Steve Lacy was the first, after Sydney Bechet, to devote himself solely to the soprano saxophone. Through its flexibility, richness of tone and swing, he gave the instrument a new lease of life and inspired John Coltrane to start playing it.
Steven Norman Lackritz was born in 1934 in New York. As a teenager, he photographed musicians to sell their portraits at concerts. It was on this occasion that he met the man who introduced him to jazz: musician and conductor Cecil Scott.

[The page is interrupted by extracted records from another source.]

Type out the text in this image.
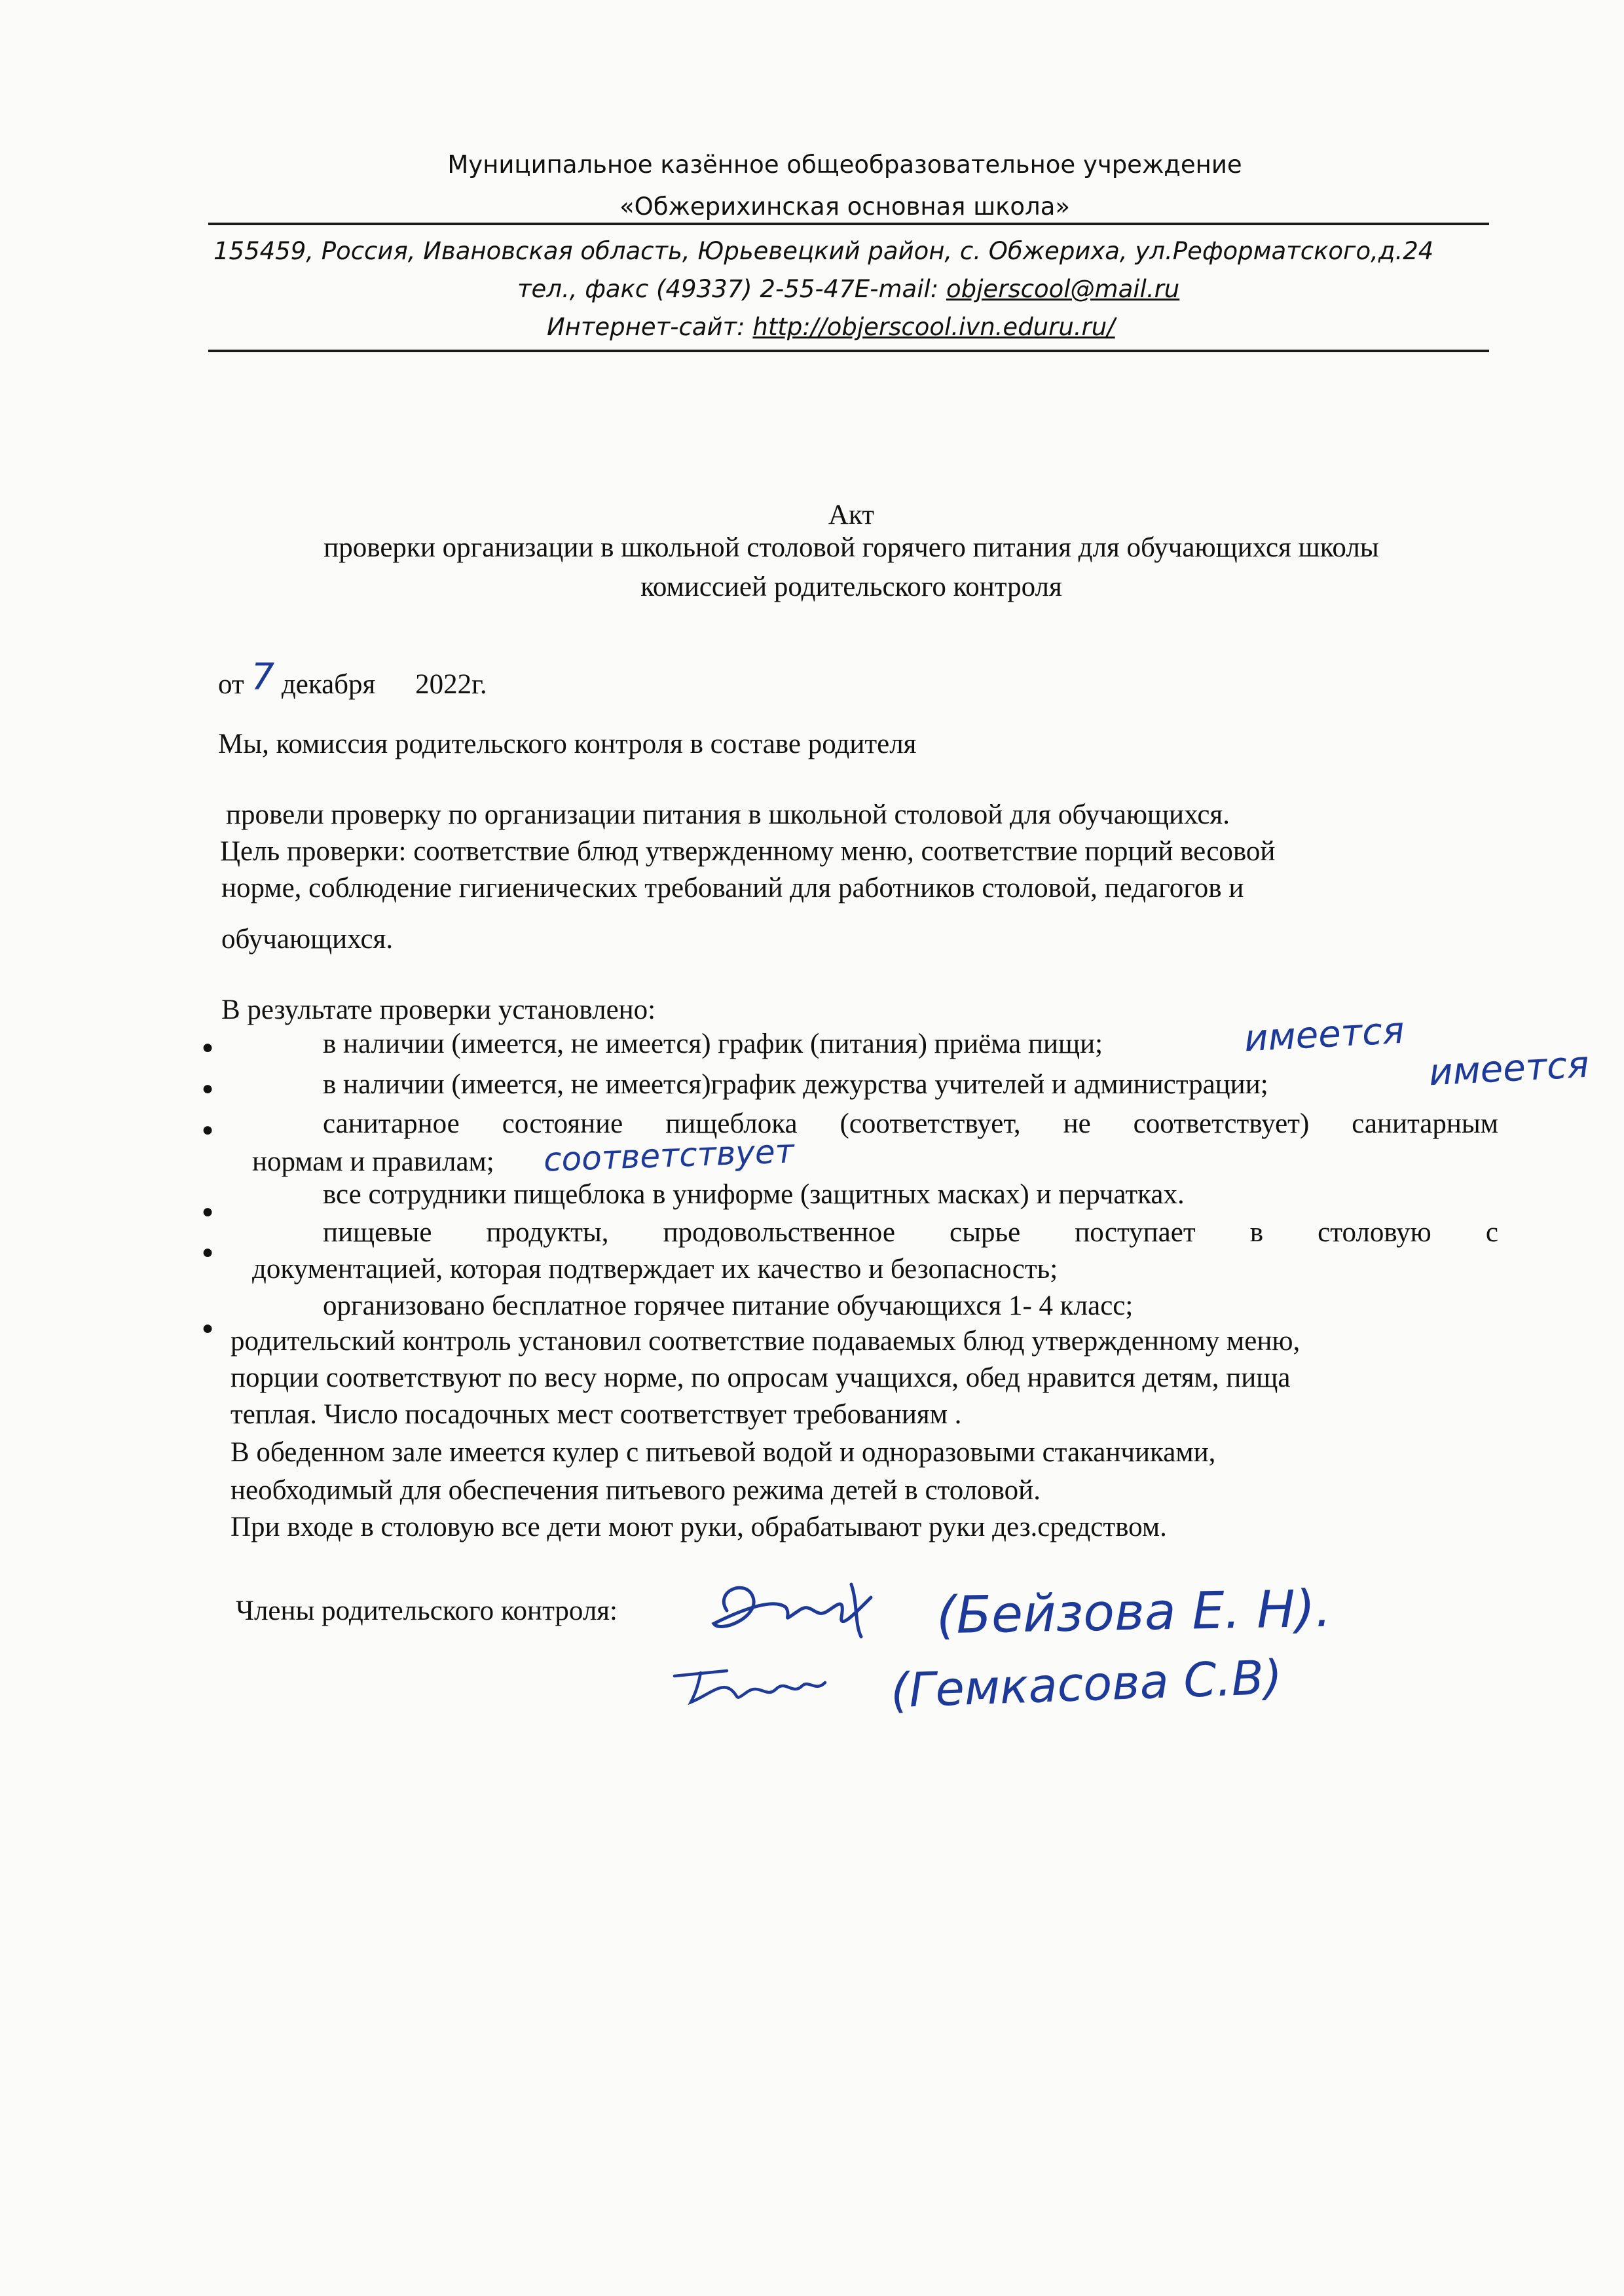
Муниципальное казённое общеобразовательное учреждение
«Обжерихинская основная школа»
155459, Россия, Ивановская область, Юрьевецкий район, с. Обжериха, ул.Реформатского,д.24
тел., факс (49337) 2-55-47E-mail: objerscool@mail.ru
Интернет-сайт: http://objerscool.ivn.eduru.ru/
Акт
проверки организации в школьной столовой горячего питания для обучающихся школы
комиссией родительского контроля
от 7 декабря 2022г.
Мы, комиссия родительского контроля в составе родителя
провели проверку по организации питания в школьной столовой для обучающихся.
Цель проверки: соответствие блюд утвержденному меню, соответствие порций весовой
норме, соблюдение гигиенических требований для работников столовой, педагогов и
обучающихся.
В результате проверки установлено:
●	в наличии (имеется, не имеется) график (питания) приёма пищи;	имеется
●	в наличии (имеется, не имеется)график дежурства учителей и администрации;	имеется
●	санитарное состояние пищеблока (соответствует, не соответствует) санитарным
нормам и правилам; соответствует
●
все сотрудники пищеблока в униформе (защитных масках) и перчатках.
●
пищевые продукты, продовольственное сырье поступает в столовую с
документацией, которая подтверждает их качество и безопасность;
●
организовано бесплатное горячее питание обучающихся 1- 4 класс;
родительский контроль установил соответствие подаваемых блюд утвержденному меню,
порции соответствуют по весу норме, по опросам учащихся, обед нравится детям, пища
теплая. Число посадочных мест соответствует требованиям .
В обеденном зале имеется кулер с питьевой водой и одноразовыми стаканчиками,
необходимый для обеспечения питьевого режима детей в столовой.
При входе в столовую все дети моют руки, обрабатывают руки дез.средством.
Члены родительского контроля:	(Бейзова Е. Н).
(Гемкасова С.В)
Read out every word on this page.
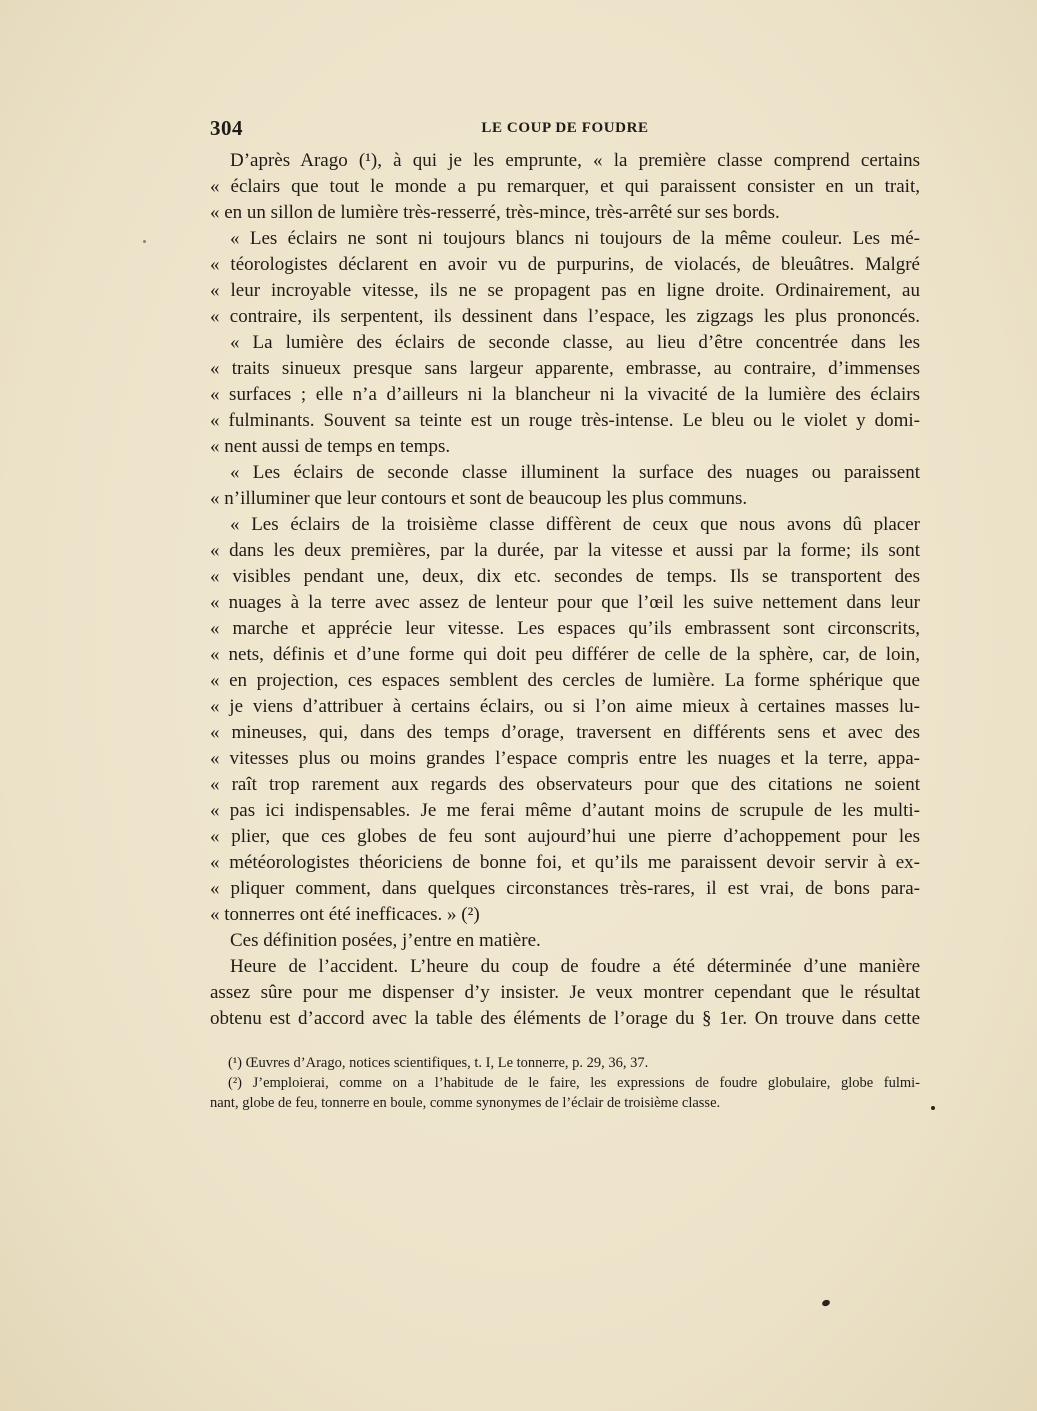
304	LE COUP DE FOUDRE
D’après Arago (¹), à qui je les emprunte, « la première classe comprend certains
« éclairs que tout le monde a pu remarquer, et qui paraissent consister en un trait,
« en un sillon de lumière très-resserré, très-mince, très-arrêté sur ses bords.
« Les éclairs ne sont ni toujours blancs ni toujours de la même couleur. Les mé-
« téorologistes déclarent en avoir vu de purpurins, de violacés, de bleuâtres. Malgré
« leur incroyable vitesse, ils ne se propagent pas en ligne droite. Ordinairement, au
« contraire, ils serpentent, ils dessinent dans l’espace, les zigzags les plus prononcés.
« La lumière des éclairs de seconde classe, au lieu d’être concentrée dans les
« traits sinueux presque sans largeur apparente, embrasse, au contraire, d’immenses
« surfaces ; elle n’a d’ailleurs ni la blancheur ni la vivacité de la lumière des éclairs
« fulminants. Souvent sa teinte est un rouge très-intense. Le bleu ou le violet y domi-
« nent aussi de temps en temps.
« Les éclairs de seconde classe illuminent la surface des nuages ou paraissent
« n’illuminer que leur contours et sont de beaucoup les plus communs.
« Les éclairs de la troisième classe diffèrent de ceux que nous avons dû placer
« dans les deux premières, par la durée, par la vitesse et aussi par la forme; ils sont
« visibles pendant une, deux, dix etc. secondes de temps. Ils se transportent des
« nuages à la terre avec assez de lenteur pour que l’œil les suive nettement dans leur
« marche et apprécie leur vitesse. Les espaces qu’ils embrassent sont circonscrits,
« nets, définis et d’une forme qui doit peu différer de celle de la sphère, car, de loin,
« en projection, ces espaces semblent des cercles de lumière. La forme sphérique que
« je viens d’attribuer à certains éclairs, ou si l’on aime mieux à certaines masses lu-
« mineuses, qui, dans des temps d’orage, traversent en différents sens et avec des
« vitesses plus ou moins grandes l’espace compris entre les nuages et la terre, appa-
« raît trop rarement aux regards des observateurs pour que des citations ne soient
« pas ici indispensables. Je me ferai même d’autant moins de scrupule de les multi-
« plier, que ces globes de feu sont aujourd’hui une pierre d’achoppement pour les
« météorologistes théoriciens de bonne foi, et qu’ils me paraissent devoir servir à ex-
« pliquer comment, dans quelques circonstances très-rares, il est vrai, de bons para-
« tonnerres ont été inefficaces. » (²)
Ces définition posées, j’entre en matière.
Heure de l’accident. L’heure du coup de foudre a été déterminée d’une manière
assez sûre pour me dispenser d’y insister. Je veux montrer cependant que le résultat
obtenu est d’accord avec la table des éléments de l’orage du § 1er. On trouve dans cette
(¹) Œuvres d’Arago, notices scientifiques, t. I, Le tonnerre, p. 29, 36, 37.
(²) J’emploierai, comme on a l’habitude de le faire, les expressions de foudre globulaire, globe fulmi-
nant, globe de feu, tonnerre en boule, comme synonymes de l’éclair de troisième classe.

In the early 1950s, he became a professional musician, playing clarinet and saxophone in clubs, while studying at the Schilliger House of Music in Boston and then at the Manhattan School of Music. His meeting with pianist Cecil Taylor in 1953 truly launched his career. Taylor introduced him to the music of Thelonious Monk, who would be his main source of inspiration and whom he would play throughout his life.
He quickly specialized in the soprano saxophone and became its major figure. While he is Cecil Taylor's main partner, he also plays with Roswell Bud, Gil Evans, and Thelonious Monk, his mentor.
In the 1960s, after having participated in the rise of free jazz with Ornette Coleman, he moved to Europe and became one of its main representatives. A musician considered as a soloist, he plays and records a lot in solo (his own compositions and those of Monk), but also in duo or with his band.
Steve Lacy died in 2004 in Boston. He had returned to the United States three years earlier to teach at the New England Conservatory. A leading figure in free jazz and soprano saxophone, he was a source of inspiration for many saxophonists, including John Coltrane. He played for a long time on a Mark VI before opting for Series III.
The blues is the carcass, the flesh and blood of my music.